Members must notify any specific subsidy (i.e. a subsidy available only to an enterprise, industry, group of enterprises, or group of industries in the jurisdiction that gives the subsidy), and any subsidy (specific or not) that directly or indirectly causes trade effects (Agreement on Subsidies and Countervailing Duties (ASCM), Art. 25.3; and GATT, Art. XVI.1). Members must submit new and full notifications by June 30 of every odd-numbered year (WTO, 2013, Section 2.1). Notifications of specific subsidies should include the form of the subsidy (grant, loan, tax concession, etc.), the total amount and (if possible) the subsidy per unit, the purpose of the subsidy, its time limits, and statistical data that would allow to assess the trade effects (ASCM, Art. 25.3).

25

Global Trade Alert’s database can be a useful non-official source of information on subsidies implemented since November 2008. At the moment, the database does not provide systematic information on subsidy amounts (for direct subsidies and tax breaks), and subsidy components (important e.g. for trade finance measures). Complemented with specific country knowledge, however, the data can potentially be very useful in country-level studies.

26

The Global Procurement Agreement’s website contains valuable information on the agreement and countries’ commitments. The OECD regularly produces public procurement reviews, including for specific country agencies. The World Bank’s Benchmarking Public Procurement report contains valuable information about countries’ procurement practices, although it does not address discriminatory treatment of foreign firms. As in the case of subsidies, Global Trade Alert’s database provides useful information on discriminatory government procurement measures implemented since November 2008. Given that the pre-crisis ‘stock’ of restrictions on government procurement is likely very large, a comprehensive assessment of the extent of discrimination requires information on the overall government procurement framework, including those laws and regulations adopted before 2008.

27

We do not report the spider diagram reflecting countries’ policies since the 2008 financial crisis since the alternative normalization does not result in any significant change.

28

To be precise, the authors use tariff data from the WTO database, UNCTAD TRAINS, and (for ad-valorem equivalents of specific components) MAcMap. NTB data are from UNCTAD TRAINS, and updates from WTO’s Trade Policy Reviews and other sources. Domestic support data are from WTO notifications.
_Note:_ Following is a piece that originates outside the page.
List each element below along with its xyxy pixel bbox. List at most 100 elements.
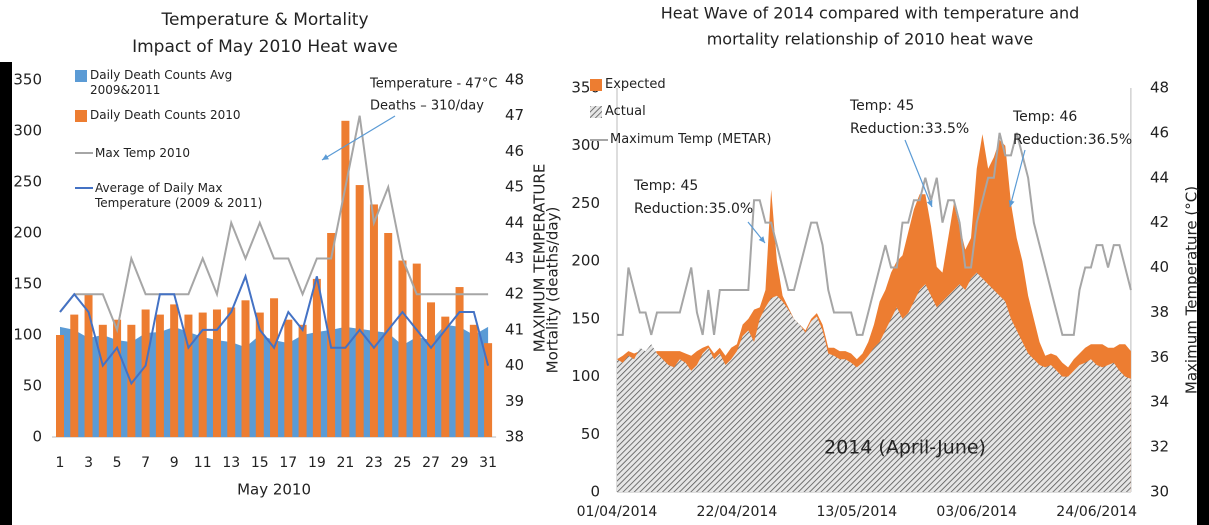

They consider there to be an NTB if at least one of the following measures (called “core NTBs”) applies to the specific tariff line: price control measures, quantity restrictions, monopolistic measures, or technical regulations; they also account separately for domestic agricultural support (measured in USD). The data are on an MFN-basis (i.e. they do not account for preferences).

29

Data are from between 2000 and 2004 for tariffs, 1992-2001 for core NTBs (see Table 1 in Kee et al., 2009), and 1995-1998 for domestic agricultural support.